A noter que d'ordinaire, le moment est censé être la marque déposée qui donne le ton de la conduite d'un nouveau gouvernement. Mais pour le coup, il symbolisera un nouveau départ pour le gouvernement deux ans après une entrée en service en fanfare. C'est en tout cas ce qu'on espère au sein de l'exécutif et de la majorité présidentielle, après sept mois d'une éprouvante crise des Gilets jaunes dont la France semble enfin voir le bout. Pour sûr, le locataire de Matignon fera, durant le moment l'objet de toutes les attentions.

Philippe de retour en selle

Le 25 avril dernier, Emmanuel Macron avait en effet donné à Edouard Philippe les clés pour opérer de la manière la plus équilibrée possible dans les chantiers à venir. Et si celui-ci se voit replacer au centre du jeu, son retour en semelle se fait dans une phase qui s'annonce délicate pour l'exécutif. Entre l'impératif de poursuivre des réformes souvent explosives et la nécessité d'éviter de diviser les Français à défaut de les rassembler, le chef du gouvernement se devra de trouver les mots justes pour tenter de convaincre.
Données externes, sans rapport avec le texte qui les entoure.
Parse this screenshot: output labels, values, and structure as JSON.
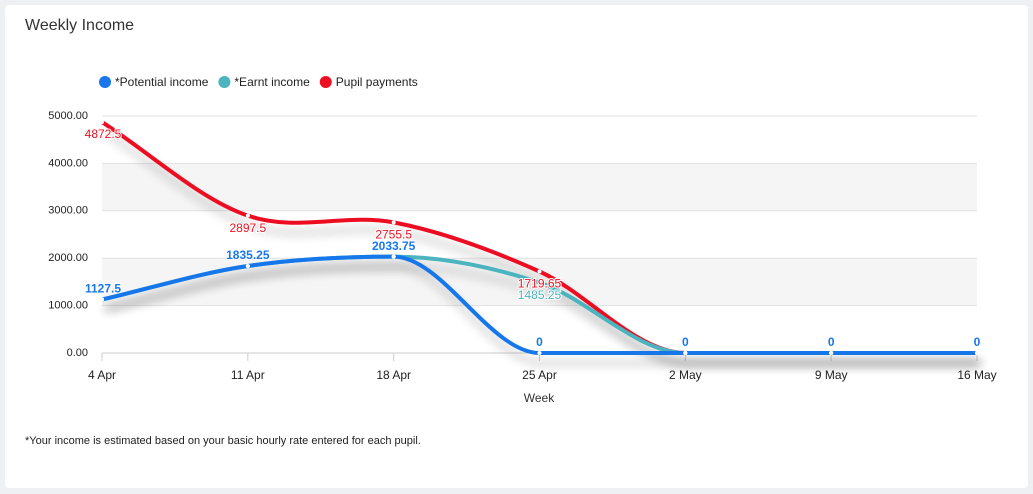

Retraites, assurance-chômage, fiscalité, organisation des services publics, réforme constitutionnelle, environnement, immigration, tous les sujets seront mis sur la table sans tabou. Objectif affiché, répondre le plus largement possible aux préoccupations que se posent les uns et les autres, avec un calendrier assorti à la clé. En perspective, on note déjà que l'année sera chargée pour les députés et les sénateurs, qui pourraient bien se retrouver pris dans un embouteillage législatif de nature à retarder certains dossiers.

L'opposition en embuscade

Du côté de l'opposition, on s'apprête en tout cas à rejeter massivement les projets portés par le Premier ministre. Chez Les Républicains, on entend d'ailleurs voter contre la confiance au chef de la majorité qui semble pourtant bien partie pour s'imposer à nouveau dans le paysage politique lors des prochains mois. Même empêtré dans la crise avec des départs successifs depuis deux semaines, le parti historique de la droite souhaite marquer sa ferme volonté de se poser en alternative au président de la République.

Même tonalité du côté du Rassemblement national et de La France insoumise où on estime qu'Emmanuel Macron n'a pas su tirer les leçons des semaines de troubles qui ont agité l'Hexagone. Pour le reste, la déclaration d'Edouard Philippe devrait prendre cours dès 15h, et sera suivie par l'intervention de chaque groupe politique. Le chef du gouvernement aura alors un droit de réponse, avant le vote de confiance qui doit le conforter à son poste.

Il s'agira alors du 27e discours de politique générale sous la Ve République.